The cluster serves as a redox switch governing DNA binding in yeast primase, just as in human primase. Mutation of tyrosines 395 and 397 in yeast primase moreover, alters the same electron transfer chemistry as the mutation of their orthologues, Y345 and Y347, respectively, alters in human primase. Although these tyrosines are arranged differently in the yeast and human proteins, they perform the same reaction to affect the switch. The single-atom Y395F mutation causes some sensitivity to chemically induced oxidative stress in yeast, and single-residue mutation Y397L confers lethality in yeast cells. A constellation of tyrosines for protein-DNA electron transfer mediates the redox switch in eukaryotic primases, regulates the affinity for RNA-primed DNA template, and is required for primase function in vivo.

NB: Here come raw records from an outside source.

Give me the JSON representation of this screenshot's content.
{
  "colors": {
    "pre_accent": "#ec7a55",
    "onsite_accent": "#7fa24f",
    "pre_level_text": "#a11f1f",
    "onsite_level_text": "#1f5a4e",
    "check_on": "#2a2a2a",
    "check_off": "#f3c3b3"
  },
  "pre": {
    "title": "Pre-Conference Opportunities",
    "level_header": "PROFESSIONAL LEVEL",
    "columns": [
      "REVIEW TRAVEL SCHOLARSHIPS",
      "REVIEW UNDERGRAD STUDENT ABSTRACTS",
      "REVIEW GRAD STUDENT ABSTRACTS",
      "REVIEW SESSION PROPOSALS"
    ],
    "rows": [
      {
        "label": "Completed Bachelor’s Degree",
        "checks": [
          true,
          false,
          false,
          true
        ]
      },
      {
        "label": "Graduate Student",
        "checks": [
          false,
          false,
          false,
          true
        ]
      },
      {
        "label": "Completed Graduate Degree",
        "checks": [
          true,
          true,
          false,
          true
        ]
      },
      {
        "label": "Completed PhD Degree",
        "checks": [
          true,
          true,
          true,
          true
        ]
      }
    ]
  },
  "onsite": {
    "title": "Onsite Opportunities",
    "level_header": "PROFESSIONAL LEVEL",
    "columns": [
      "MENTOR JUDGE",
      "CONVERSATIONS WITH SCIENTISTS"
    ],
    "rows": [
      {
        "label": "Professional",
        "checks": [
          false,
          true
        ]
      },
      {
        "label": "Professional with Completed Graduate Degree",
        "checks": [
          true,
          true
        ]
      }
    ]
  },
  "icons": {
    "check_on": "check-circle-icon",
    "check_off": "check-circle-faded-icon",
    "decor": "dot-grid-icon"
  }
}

We finally characterize a novel mutation in the [4Fe4S] human base excision repair protein, MUTYH, which destabilizes the cluster environment and has pathogenic consequences. The MUTYH C306W mutation alters one of the cysteines coordinating the cluster to tryptophan. This mutation moreover is associated with hereditary colorectal cancer and causes defective DNA binding and enzymatic activity. We perform DNA electrochemistry on WT MUTYH, as well as C306W and two cancer-associated mutants, Y197C and G396D, which have an unaltered cluster environment. MUTYH variants participate in redox signaling, but C306W is destabilized upon oxidation from the [4Fe4S]²⁺ to the [4Fe4S]³⁺ state during signaling on DNA, leading to degradation to a [3Fe4S]⁺ cluster and loss of DNA binding and activity. A [4Fe4S] human DNA repair enzyme performs redox signaling on DNA; dysregulation of this signaling activity is linked to tumorigenesis.